Dans un lointain village de Ruuga, niché au cœur de la savane africaine, vivait une jeune fille prénommée Rhilane. Fille unique de ses parents, elle était un joyau rare, éblouissante d'amour pour le savoir. Elle fréquentait une école primaire privée à Kimbourg, où elle brillait de mille feux. Élève exemplaire, dotée d'un esprit d'une vivacité troublante, elle captivait tant ses camarades que ses maîtres par son éloquence, son intelligence et la grâce innée de son comportement. Chaque mot qu'elle prononçait, chaque idée qu'elle exprimait, semblait imprégné d'un éclat surnaturel.
À peine âgée de huit ans, Rhilane avait déjà franchi plusieurs classes, tant son intelligence surpassait la norme. Elle s'apprêtait à intégrer le cours moyen deuxième année, un fait rare et admiré dans son village. Mais alors que l'avenir s'ouvrait devant elle comme une fleur au soleil, le destin, cruel et imprévisible, frappa sa famille en plein cœur.
Un soir, alors que le vent soufflait doucement sur les collines de Ruuga, une tragédie s'abattit. Son père, Kerlin, homme généreux, bienveillant, directeur respecté d'une école publique à Lèpre, une ville située à soixante kilomètres de Ruuga, fut victime d'un terrible accident. Alors qu'il rentrait de son travail aux alentours de quinze heures, un véhicule le heurta violemment. Les secours, alertés en urgence, le transportèrent vers l'hôpital régional de Lèpre. Malheureusement, Kerlin ne survécut pas au trajet. Il rendit l'âme dans le taxi qui le conduisait à l'hôpital.
Les secouristes, bouleversés, identifièrent la victime grâce à ses papiers d'identité. Ils contactèrent aussitôt ses collègues et informèrent sa famille. L'un de ses collègues, ému jusqu'aux larmes, arriva à l'hôpital et constata avec horreur la véracité du drame. Sans tarder, il demanda que le corps soit transféré à la morgue, le temps de prévenir la famille et de permettre aux proches de faire leur deuil dignement.
Ce collègue loyal enfourcha sa moto, le cœur en miettes, et prit la route vers Ruuga. À son arrivée, il trouva les membres de la famille réunis sous le grand manguier, dans la cour du frère aîné de Kerlin, Swalking. L'ambiance était empreinte de joie et de partage. Les enfants jouaient, les anciens évoquaient souvenirs et sagesses, tandis que le soleil déclinait dans une lumière dorée.

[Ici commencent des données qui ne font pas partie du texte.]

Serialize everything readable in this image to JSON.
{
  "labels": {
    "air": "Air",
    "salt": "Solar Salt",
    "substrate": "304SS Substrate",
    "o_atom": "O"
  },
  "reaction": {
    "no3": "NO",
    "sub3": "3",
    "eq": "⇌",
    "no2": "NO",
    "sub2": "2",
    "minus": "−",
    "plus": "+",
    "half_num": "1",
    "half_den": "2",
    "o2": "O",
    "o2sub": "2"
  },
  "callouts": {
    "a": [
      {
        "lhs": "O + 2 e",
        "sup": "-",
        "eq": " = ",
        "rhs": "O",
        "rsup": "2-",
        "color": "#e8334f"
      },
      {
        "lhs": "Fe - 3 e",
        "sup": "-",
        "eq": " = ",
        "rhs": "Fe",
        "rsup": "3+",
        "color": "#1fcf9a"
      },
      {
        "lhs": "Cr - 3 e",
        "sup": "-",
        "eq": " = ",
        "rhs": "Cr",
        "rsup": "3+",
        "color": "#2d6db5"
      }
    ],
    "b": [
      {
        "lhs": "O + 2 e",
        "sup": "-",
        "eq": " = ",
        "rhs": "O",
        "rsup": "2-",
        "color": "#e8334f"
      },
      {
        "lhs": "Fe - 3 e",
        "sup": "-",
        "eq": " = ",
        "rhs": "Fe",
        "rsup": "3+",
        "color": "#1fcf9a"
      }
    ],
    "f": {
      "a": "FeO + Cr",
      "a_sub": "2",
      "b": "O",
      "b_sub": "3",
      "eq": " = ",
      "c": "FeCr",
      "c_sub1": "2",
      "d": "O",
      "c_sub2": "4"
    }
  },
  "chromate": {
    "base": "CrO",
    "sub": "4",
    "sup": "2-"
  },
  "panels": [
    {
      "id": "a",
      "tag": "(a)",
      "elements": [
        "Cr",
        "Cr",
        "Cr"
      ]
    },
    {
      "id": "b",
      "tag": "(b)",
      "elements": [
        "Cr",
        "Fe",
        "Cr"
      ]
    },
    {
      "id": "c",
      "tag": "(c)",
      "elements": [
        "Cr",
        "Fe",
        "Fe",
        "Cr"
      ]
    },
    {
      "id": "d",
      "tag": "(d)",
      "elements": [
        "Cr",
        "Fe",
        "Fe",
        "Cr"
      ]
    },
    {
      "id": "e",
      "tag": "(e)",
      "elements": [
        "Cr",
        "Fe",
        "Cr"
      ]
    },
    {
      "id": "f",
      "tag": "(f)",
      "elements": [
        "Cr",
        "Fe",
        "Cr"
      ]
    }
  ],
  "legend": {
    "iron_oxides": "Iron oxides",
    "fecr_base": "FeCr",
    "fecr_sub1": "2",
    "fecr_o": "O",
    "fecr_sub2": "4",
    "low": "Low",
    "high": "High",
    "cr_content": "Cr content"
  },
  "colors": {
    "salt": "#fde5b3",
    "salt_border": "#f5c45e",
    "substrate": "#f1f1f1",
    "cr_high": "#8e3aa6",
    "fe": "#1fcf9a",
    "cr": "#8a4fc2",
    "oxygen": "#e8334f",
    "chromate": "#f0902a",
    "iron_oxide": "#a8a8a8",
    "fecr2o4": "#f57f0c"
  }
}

Le collègue fut touché par cette scène de paix familiale. Il salua poliment l'assemblée, refusa gentiment la chaise qu'on lui proposait, prétextant l'urgence de sa mission. Il décida de ne pas troubler cette harmonie avec une nouvelle aussi funeste. Il s'éloigna avec Swalking, homme droit et respecté malgré l'ascendant de sa femme Zhaline. Derrière la maison traditionnelle en terre cuite, à l'abri des regards, il lui confia la terrible vérité.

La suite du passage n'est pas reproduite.